BAB I
1.1 Pendahuluan
al-Qur’an
diturunkan dengan bahasa Arab. Karena itu, untuk memahami hukum-hukum yang di
kandung nash-nash al-Qur’an diperlukan
pemahaman dalam kebahasaan dalam hal ini adalah bahasa Arab. Para ulama’
yang ahli dalam bidang ushul fiqh, telah mengadakan penelitian secara sesama
terhadap nash-nash al-Qur’an, lalu hasil penelitian itu diterapkan dalam
kaidah-kaidah yang menjadi pegangan umat Islam guna memahami kandungan
al-Qur’an dengan benar.
Adapun
ilmu yang mempelajari tentang muhkam dan mutasyabih adalah Ilmu muhkam wal
Mutasyabih. Ilmu ini di latar belakangi oleh adanya perbedaan pendapat ulama
tentang adanya hubungan ayat atau surat yang lain. Sementara yang lain
mengatakan bahwa didalam Al-Qur’an ada ayat atau surat yang tidak berhubungan,
di sebabkan pendapat ini, maka suatu ilmu yang mempelajari ayat atau surat
Al-Qur’sn cukup penting kedudukannya.
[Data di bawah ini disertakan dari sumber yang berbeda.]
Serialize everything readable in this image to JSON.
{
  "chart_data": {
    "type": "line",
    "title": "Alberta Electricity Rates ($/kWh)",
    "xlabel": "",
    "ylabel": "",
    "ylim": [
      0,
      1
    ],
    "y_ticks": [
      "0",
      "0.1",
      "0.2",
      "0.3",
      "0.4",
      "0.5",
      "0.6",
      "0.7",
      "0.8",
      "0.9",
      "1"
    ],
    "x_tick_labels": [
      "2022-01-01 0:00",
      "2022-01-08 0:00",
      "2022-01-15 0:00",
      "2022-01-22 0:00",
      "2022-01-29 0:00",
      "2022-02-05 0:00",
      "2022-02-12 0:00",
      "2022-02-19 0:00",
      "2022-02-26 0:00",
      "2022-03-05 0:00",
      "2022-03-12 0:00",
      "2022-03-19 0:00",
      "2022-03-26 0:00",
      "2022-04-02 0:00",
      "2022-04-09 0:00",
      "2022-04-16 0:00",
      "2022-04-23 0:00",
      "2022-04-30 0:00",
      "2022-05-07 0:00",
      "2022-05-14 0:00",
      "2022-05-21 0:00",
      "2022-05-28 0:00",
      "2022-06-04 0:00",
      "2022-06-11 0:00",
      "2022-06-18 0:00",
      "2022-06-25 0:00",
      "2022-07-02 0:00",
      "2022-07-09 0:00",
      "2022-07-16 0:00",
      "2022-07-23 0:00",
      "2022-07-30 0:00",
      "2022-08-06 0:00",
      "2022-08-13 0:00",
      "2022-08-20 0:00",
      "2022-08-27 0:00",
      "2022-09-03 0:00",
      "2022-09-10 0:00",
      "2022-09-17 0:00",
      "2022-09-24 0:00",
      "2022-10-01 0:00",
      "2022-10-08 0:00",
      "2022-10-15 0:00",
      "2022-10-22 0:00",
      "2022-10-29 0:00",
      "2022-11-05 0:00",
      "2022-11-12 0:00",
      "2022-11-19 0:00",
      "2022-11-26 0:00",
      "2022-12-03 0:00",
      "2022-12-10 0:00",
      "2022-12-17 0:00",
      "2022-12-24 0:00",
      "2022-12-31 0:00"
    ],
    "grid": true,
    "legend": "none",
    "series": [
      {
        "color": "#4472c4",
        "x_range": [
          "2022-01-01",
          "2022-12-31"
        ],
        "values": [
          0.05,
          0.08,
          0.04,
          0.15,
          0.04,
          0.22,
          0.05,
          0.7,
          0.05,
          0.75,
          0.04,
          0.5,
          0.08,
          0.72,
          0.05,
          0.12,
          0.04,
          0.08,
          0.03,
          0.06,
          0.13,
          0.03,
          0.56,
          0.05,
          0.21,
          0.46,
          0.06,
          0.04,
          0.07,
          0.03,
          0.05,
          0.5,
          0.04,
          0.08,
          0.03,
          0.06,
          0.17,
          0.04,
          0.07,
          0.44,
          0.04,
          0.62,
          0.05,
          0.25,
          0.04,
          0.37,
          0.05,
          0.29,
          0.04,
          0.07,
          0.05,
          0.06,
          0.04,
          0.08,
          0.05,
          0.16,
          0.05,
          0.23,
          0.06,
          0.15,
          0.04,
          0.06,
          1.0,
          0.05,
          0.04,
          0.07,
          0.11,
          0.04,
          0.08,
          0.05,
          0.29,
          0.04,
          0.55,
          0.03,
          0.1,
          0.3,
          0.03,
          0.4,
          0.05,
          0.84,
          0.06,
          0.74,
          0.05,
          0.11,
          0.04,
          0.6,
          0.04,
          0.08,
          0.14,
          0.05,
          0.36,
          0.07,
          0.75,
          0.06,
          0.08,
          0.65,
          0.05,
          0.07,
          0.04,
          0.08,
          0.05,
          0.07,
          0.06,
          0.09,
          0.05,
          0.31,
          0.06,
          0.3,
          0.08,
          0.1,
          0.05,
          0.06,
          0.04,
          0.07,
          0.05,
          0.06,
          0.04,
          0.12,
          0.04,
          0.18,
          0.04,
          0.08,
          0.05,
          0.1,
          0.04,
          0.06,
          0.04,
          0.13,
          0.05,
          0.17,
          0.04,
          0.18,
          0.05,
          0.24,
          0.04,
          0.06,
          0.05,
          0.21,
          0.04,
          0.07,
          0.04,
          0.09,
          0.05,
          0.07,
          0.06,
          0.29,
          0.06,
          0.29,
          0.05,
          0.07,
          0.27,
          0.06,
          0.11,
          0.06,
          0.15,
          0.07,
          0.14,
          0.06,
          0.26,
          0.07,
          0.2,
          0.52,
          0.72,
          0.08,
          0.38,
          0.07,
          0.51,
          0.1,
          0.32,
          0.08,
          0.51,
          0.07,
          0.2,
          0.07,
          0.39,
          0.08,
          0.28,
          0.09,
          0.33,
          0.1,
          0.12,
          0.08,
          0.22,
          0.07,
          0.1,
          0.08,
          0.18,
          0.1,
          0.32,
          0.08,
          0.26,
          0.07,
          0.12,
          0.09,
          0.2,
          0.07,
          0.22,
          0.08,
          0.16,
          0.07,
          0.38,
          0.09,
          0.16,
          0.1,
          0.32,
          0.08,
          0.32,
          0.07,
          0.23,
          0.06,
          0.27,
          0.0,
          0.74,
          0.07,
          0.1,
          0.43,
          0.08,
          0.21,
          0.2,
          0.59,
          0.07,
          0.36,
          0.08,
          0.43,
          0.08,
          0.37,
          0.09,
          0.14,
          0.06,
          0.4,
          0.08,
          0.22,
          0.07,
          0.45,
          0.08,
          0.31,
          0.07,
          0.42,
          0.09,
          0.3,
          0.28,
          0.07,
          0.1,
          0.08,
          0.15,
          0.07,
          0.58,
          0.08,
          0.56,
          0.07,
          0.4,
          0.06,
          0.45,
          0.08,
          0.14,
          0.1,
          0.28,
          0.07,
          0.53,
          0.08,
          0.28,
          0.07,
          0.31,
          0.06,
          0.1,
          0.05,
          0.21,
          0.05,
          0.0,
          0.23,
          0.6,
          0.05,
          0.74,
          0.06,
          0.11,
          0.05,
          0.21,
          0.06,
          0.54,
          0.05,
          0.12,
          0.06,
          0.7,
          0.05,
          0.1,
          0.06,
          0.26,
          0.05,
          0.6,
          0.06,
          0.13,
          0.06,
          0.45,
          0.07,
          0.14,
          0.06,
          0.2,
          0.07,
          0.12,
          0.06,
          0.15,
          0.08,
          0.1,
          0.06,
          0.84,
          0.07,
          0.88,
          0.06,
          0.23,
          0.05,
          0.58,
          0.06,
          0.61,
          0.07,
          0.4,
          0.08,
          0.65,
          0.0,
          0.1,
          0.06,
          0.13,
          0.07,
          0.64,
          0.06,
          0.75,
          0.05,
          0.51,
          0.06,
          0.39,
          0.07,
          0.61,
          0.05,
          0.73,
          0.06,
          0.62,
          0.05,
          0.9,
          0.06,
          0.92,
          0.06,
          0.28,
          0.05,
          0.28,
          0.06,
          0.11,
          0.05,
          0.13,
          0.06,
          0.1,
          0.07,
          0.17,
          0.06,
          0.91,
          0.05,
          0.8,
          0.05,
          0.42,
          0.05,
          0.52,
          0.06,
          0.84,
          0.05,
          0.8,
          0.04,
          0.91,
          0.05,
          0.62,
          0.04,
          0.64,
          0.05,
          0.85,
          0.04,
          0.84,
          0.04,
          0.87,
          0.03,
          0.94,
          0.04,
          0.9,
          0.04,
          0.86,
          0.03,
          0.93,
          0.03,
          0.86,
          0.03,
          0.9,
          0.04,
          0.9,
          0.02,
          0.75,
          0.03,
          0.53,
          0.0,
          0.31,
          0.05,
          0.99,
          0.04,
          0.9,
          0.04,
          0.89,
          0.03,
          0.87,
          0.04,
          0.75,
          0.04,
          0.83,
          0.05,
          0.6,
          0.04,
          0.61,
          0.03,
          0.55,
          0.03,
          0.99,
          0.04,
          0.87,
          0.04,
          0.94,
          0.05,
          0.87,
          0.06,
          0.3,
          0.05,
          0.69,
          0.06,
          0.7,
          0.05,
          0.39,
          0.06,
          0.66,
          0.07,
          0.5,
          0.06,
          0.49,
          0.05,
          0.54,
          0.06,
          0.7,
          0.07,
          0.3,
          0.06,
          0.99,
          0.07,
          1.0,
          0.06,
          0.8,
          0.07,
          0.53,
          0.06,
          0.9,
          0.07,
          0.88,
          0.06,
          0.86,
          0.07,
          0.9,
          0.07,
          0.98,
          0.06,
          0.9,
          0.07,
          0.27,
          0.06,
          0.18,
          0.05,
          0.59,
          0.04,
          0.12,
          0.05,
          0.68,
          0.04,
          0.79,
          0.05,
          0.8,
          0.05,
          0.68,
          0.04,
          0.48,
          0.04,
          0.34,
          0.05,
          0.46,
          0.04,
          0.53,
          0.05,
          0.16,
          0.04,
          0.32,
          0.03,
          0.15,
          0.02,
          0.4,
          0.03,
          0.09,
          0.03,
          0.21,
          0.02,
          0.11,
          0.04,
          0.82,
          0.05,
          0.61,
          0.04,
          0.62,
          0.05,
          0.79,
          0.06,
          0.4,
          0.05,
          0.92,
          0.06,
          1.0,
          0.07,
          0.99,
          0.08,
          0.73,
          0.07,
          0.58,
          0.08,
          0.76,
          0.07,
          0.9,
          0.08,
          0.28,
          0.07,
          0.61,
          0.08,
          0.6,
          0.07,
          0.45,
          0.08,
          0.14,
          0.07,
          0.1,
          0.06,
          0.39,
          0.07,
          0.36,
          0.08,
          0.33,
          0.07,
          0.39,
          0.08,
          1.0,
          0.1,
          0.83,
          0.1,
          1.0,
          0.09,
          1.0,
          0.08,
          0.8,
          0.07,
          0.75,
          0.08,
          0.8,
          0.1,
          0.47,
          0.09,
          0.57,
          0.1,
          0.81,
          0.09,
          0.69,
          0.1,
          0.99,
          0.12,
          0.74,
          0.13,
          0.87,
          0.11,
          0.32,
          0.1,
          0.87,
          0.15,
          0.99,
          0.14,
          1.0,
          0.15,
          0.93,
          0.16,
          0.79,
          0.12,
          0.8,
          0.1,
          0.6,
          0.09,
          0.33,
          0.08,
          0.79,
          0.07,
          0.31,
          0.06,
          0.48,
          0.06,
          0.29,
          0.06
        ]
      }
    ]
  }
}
Sementara itu muhkam dan mutasyabih
adalah Sebuah kajian yang sering menimbulkan kontroversial dalam sejarah
penafsiran Al-Qur’an, karena perbedaan ’interpretasi’ antara ulama mengenai
hakikat muhkam dan mutasyabih.
1.2 Rumusan
Masalah
1) Apakah Pengertian dari Muhkam dan Mutasyabih?
2) Apakah Macam-macam ayat-ayat Muhkam dan Mutasyabih?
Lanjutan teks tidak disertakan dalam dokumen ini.